84% of New U.S. Generating Capacity Will Deliver Fossil-Free Electricity This Year

U.S. Department of Energy/Flickr

Wind and solar will deliver 70% of new U.S. renewable energy capacity this year, compared to only 16% expected to come from natural gas, while battery storage will vault to 11% of the total, according to new data released last week by the U.S. Energy Information Administration (EIA).

Solar will be the biggest single source of new generation, at 39%, followed by wind at 31%, Greentech Media reports [1]. The much-anticipated new Vogtle nuclear plant in Georgia will supply the remaining 3% if it goes into service this year.

Like this story? Subscribe to The Energy Mix and never miss an edition of our free e-digest.

The EIA’s calculation “only counts utility-scale projects, so solar and batteries at homes and businesses will yield an even bigger clean energy tally,” Greentech notes. But even so, “the numbers indicate that the power industry has not simply accepted wind and solar power, but embraced them to such an extent that they dominate new construction. Of the new plants built this year, 84% will deliver electricity without burning fossil fuels.”

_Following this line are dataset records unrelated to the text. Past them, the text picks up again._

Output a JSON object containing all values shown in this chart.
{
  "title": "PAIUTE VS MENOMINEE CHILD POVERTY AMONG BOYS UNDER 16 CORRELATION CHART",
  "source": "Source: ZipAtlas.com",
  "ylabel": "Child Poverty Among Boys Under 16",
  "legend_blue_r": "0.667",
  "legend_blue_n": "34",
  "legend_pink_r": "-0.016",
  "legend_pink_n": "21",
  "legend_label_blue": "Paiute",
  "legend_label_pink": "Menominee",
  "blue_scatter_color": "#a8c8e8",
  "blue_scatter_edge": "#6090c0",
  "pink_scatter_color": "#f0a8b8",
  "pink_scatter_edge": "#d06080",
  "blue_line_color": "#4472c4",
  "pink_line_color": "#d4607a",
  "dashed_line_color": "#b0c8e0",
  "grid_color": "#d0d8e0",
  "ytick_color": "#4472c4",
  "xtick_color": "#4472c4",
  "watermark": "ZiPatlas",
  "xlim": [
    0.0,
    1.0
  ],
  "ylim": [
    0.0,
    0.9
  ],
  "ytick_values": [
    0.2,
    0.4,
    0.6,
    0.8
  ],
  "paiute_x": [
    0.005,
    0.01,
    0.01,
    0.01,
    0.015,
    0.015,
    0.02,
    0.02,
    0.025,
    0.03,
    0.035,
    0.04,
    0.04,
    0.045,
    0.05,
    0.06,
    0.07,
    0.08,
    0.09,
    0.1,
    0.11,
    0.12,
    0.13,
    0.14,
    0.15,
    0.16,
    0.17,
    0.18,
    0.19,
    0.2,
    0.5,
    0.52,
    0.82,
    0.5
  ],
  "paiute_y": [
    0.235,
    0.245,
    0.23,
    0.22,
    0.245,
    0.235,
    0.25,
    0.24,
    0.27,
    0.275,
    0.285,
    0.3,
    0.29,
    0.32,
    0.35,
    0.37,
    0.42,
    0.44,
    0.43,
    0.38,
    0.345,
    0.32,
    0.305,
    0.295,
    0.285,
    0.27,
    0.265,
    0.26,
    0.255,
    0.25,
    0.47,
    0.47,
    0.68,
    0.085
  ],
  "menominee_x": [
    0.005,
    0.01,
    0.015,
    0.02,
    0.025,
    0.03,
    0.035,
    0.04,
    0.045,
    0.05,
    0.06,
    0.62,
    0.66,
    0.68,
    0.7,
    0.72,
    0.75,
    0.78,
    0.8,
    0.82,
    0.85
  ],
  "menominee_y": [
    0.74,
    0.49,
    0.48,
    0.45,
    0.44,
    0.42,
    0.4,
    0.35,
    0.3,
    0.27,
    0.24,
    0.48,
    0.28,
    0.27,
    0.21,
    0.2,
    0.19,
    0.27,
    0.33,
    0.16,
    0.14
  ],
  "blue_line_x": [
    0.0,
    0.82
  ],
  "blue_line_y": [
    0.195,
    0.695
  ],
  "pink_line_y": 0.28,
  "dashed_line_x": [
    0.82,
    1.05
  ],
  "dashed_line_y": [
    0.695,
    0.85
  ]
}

Greentech reporter Julian Spector calls that “a remarkable shift from the market landscape just a few years ago,” reflecting “continued cost declines as the industry scales up and renewable supply chains mature.” The numbers land as the Biden-Harris administration takes office with a US$2-trillion climate and green recovery plan [3] in its (proverbial) back pocket, with utility buy-in making the shift off carbon look “less threatening to industry,” he says.

Earlier in the month, S&P Global Market Intelligence projected the U.S. will add 172.5 gigawatts (that’s 172.5 billion watts) of new renewable energy capacity through 2024, including 96.8 gigawatts of solar and 75.7 GW of wind.

“While some of the projects may not cross the finish line, especially those in early development phases, wind and solar projects totalling 30.7 GW of capacity are now under construction,” S&P writes [4], in a post republished by the Institute for Energy Economics and Financial Analysis. “Meanwhile, 18.2 GW of projects are in advanced development, 109.3 GW are in early development, and developers announced 14.1 GW of new projects.”